Так мы шли еще два дня. Доктор Покровский совсем ослаб. Бессонные ночи, многочасовая ходьба почти без пищи и воды подорвали его силы. Неожиданно он сел на землю и заявил, что дальше не пойдет, не может идти. Шура, старшина-танкист и я задержались около доктора, остальные пошли вперед.
Вообще, заявил Покровский, надо подкрепиться.
Мы переглянулись, решив, что он бредит. Но Покровский не бредил. Он раскрыл свою полевую сумку, бережно вынул оттуда два яичка и протянул одно мне, второе Шуре.
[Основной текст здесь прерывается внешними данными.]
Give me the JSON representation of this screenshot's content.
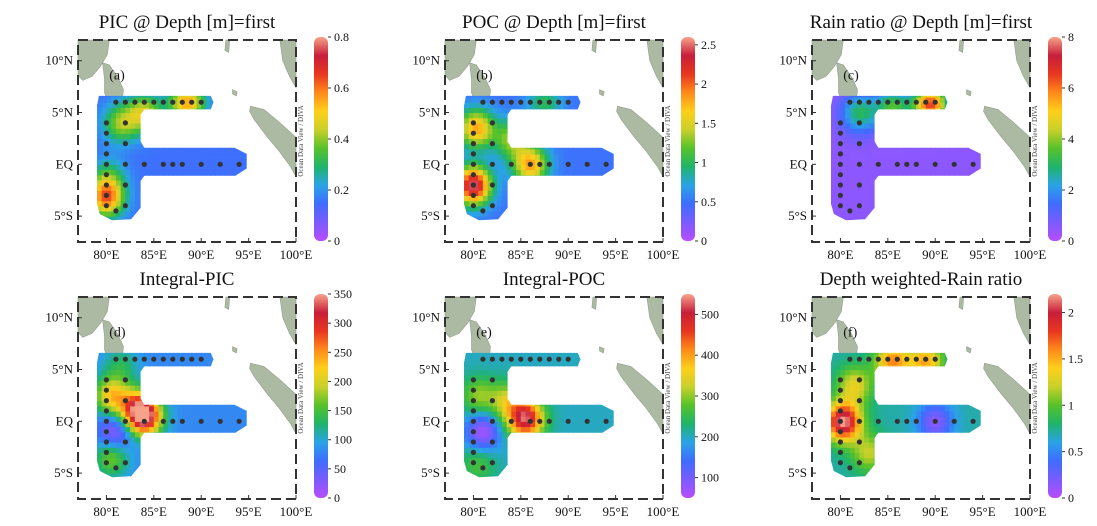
{
  "colors": {
    "land": "#9fae94",
    "land_edge": "#7f8f77",
    "frame": "#333333",
    "station": "#333333",
    "colormap": [
      "#b84dff",
      "#7a5cff",
      "#3f6cff",
      "#2aa3e6",
      "#1fb46a",
      "#57c22a",
      "#c8d02a",
      "#ffcf1a",
      "#ff8a1a",
      "#e8361f",
      "#c81e3a",
      "#f7a38a"
    ]
  },
  "axes": {
    "x_ticks": [
      "80°E",
      "85°E",
      "90°E",
      "95°E",
      "100°E"
    ],
    "y_ticks": [
      "10°N",
      "5°N",
      "EQ",
      "5°S"
    ]
  },
  "credit": "Ocean Data View / DIVA",
  "chart_data": [
    {
      "type": "heatmap",
      "id": "pic-surface",
      "panel_label": "(a)",
      "title": "PIC @ Depth [m]=first",
      "colorbar": {
        "min": 0,
        "max": 0.8,
        "ticks": [
          "0",
          "0.2",
          "0.4",
          "0.6",
          "0.8"
        ],
        "tick_values": [
          0,
          0.2,
          0.4,
          0.6,
          0.8
        ]
      },
      "base_value": 0.15,
      "hotspots": [
        {
          "lon": 81.5,
          "lat": 4.0,
          "value": 0.4
        },
        {
          "lon": 84.0,
          "lat": 5.0,
          "value": 0.45
        },
        {
          "lon": 88.5,
          "lat": 6.0,
          "value": 0.55
        },
        {
          "lon": 80.0,
          "lat": -3.2,
          "value": 0.6
        },
        {
          "lon": 80.2,
          "lat": -1.2,
          "value": 0.3
        }
      ]
    },
    {
      "type": "heatmap",
      "id": "poc-surface",
      "panel_label": "(b)",
      "title": "POC @ Depth [m]=first",
      "colorbar": {
        "min": 0,
        "max": 2.6,
        "ticks": [
          "0",
          "0.5",
          "1",
          "1.5",
          "2",
          "2.5"
        ],
        "tick_values": [
          0,
          0.5,
          1,
          1.5,
          2,
          2.5
        ]
      },
      "base_value": 0.5,
      "hotspots": [
        {
          "lon": 80.0,
          "lat": -2.0,
          "value": 2.5
        },
        {
          "lon": 80.3,
          "lat": 3.5,
          "value": 1.8
        },
        {
          "lon": 86.0,
          "lat": 0.0,
          "value": 1.8
        },
        {
          "lon": 84.0,
          "lat": 2.5,
          "value": 1.3
        },
        {
          "lon": 87.5,
          "lat": 6.0,
          "value": 1.0
        }
      ]
    },
    {
      "type": "heatmap",
      "id": "rain-ratio-surface",
      "panel_label": "(c)",
      "title": "Rain ratio @ Depth [m]=first",
      "colorbar": {
        "min": 0,
        "max": 8,
        "ticks": [
          "0",
          "2",
          "4",
          "6",
          "8"
        ],
        "tick_values": [
          0,
          2,
          4,
          6,
          8
        ]
      },
      "base_value": 0.5,
      "hotspots": [
        {
          "lon": 89.5,
          "lat": 5.8,
          "value": 6.5
        },
        {
          "lon": 85.5,
          "lat": 5.5,
          "value": 3.5
        },
        {
          "lon": 82.0,
          "lat": 5.0,
          "value": 3.0
        }
      ]
    },
    {
      "type": "heatmap",
      "id": "integral-pic",
      "panel_label": "(d)",
      "title": "Integral-PIC",
      "colorbar": {
        "min": 0,
        "max": 350,
        "ticks": [
          "0",
          "50",
          "100",
          "150",
          "200",
          "250",
          "300",
          "350"
        ],
        "tick_values": [
          0,
          50,
          100,
          150,
          200,
          250,
          300,
          350
        ]
      },
      "base_value": 80,
      "hotspots": [
        {
          "lon": 84.0,
          "lat": 0.5,
          "value": 340
        },
        {
          "lon": 83.0,
          "lat": 1.5,
          "value": 200
        },
        {
          "lon": 80.5,
          "lat": 2.5,
          "value": 220
        },
        {
          "lon": 80.5,
          "lat": -3.5,
          "value": 170
        },
        {
          "lon": 81.0,
          "lat": -1.0,
          "value": 5
        },
        {
          "lon": 81.5,
          "lat": 5.5,
          "value": 130
        }
      ]
    },
    {
      "type": "heatmap",
      "id": "integral-poc",
      "panel_label": "(e)",
      "title": "Integral-POC",
      "colorbar": {
        "min": 50,
        "max": 550,
        "ticks": [
          "100",
          "200",
          "300",
          "400",
          "500"
        ],
        "tick_values": [
          100,
          200,
          300,
          400,
          500
        ]
      },
      "base_value": 200,
      "hotspots": [
        {
          "lon": 85.5,
          "lat": 0.3,
          "value": 520
        },
        {
          "lon": 83.5,
          "lat": 2.0,
          "value": 320
        },
        {
          "lon": 80.5,
          "lat": 2.5,
          "value": 300
        },
        {
          "lon": 81.0,
          "lat": -1.0,
          "value": 60
        },
        {
          "lon": 80.5,
          "lat": -4.0,
          "value": 270
        }
      ]
    },
    {
      "type": "heatmap",
      "id": "depth-weighted-rain-ratio",
      "panel_label": "(f)",
      "title": "Depth weighted-Rain ratio",
      "colorbar": {
        "min": 0,
        "max": 2.2,
        "ticks": [
          "0",
          "0.5",
          "1",
          "1.5",
          "2"
        ],
        "tick_values": [
          0,
          0.5,
          1,
          1.5,
          2
        ]
      },
      "base_value": 0.7,
      "hotspots": [
        {
          "lon": 80.3,
          "lat": 0.0,
          "value": 2.2
        },
        {
          "lon": 81.5,
          "lat": 3.5,
          "value": 1.3
        },
        {
          "lon": 85.5,
          "lat": 5.8,
          "value": 1.6
        },
        {
          "lon": 89.0,
          "lat": 5.8,
          "value": 1.5
        },
        {
          "lon": 83.0,
          "lat": -3.0,
          "value": 1.2
        },
        {
          "lon": 90.0,
          "lat": 0.0,
          "value": 0.15
        }
      ]
    }
  ],
  "stations": [
    [
      81,
      6
    ],
    [
      82,
      6
    ],
    [
      83,
      6
    ],
    [
      84,
      6
    ],
    [
      85,
      6
    ],
    [
      86,
      6
    ],
    [
      87,
      6
    ],
    [
      88,
      6
    ],
    [
      89,
      6
    ],
    [
      90,
      6
    ],
    [
      80,
      4
    ],
    [
      80,
      3
    ],
    [
      80,
      2
    ],
    [
      80,
      1
    ],
    [
      80,
      0
    ],
    [
      80,
      -1
    ],
    [
      80,
      -2
    ],
    [
      80,
      -3
    ],
    [
      80,
      -4
    ],
    [
      82,
      4
    ],
    [
      82,
      2
    ],
    [
      82,
      0
    ],
    [
      82,
      -2
    ],
    [
      82,
      -4
    ],
    [
      81,
      -4.5
    ],
    [
      84,
      0
    ],
    [
      86,
      0
    ],
    [
      87,
      0
    ],
    [
      88,
      0
    ],
    [
      90,
      0
    ],
    [
      92,
      0
    ],
    [
      94,
      0
    ]
  ]
}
Напрасно уговаривали мы доктора покушать, чтобы поддержать немного свои силы. Он наотрез отказался.
Вам надо жить, девочки, а я... Что же я?.. Старый, слабый, мне не дойти живым, с грустью сказал Покровский.
Погода стояла жаркая, сухая, и пить хотелось нестерпимо. Мы собрали немного ягод и дали их доктору. Утолив слегка жажду, он чуть-чуть приободрился, и мы попытались поднять его. Но тут я почувствовала, что и сама не в состоянии идти в своей выкладке. По совету танкиста я сняла тяжелые солдатские ботинки и надела лежавшие у меня в мешке домашние мальчиковые полуботинки. Стало намного легче.
Я поставила свои ботинки носками на запад, решив, что, когда пойдем обратно через рощу, ботинки поворачивать не придется, на ходу суну в них ноги и пойду дальше. Мы отступали, мы тяжело переживали отступление, но никто не сомневался [32] в том, что мы вернемся. Часто впоследствии вспоминались мне эти ботинки, тяжелые солдатские ботинки, которые ждали меня в смоленских лесах, чтобы идти в них дальше, на запад. Мы помогли доктору Покровскому подняться и вышли опять на дорогу. В проходившую мимо машину с ранеными усадили доктора. Дальнейшая судьба нашего милого дедушки трагична. Машина, на которой ехал доктор Покровский, наскочила на вражескую засаду. Старый доктор, который совсем не умел стрелять и обычно побаивался своего собственного пистолета как бы тот нечаянно не выстрелил и не прострелил ему бок, при встрече с врагом сумел попасть в собственное сердце: он предпочел смерть позору плена.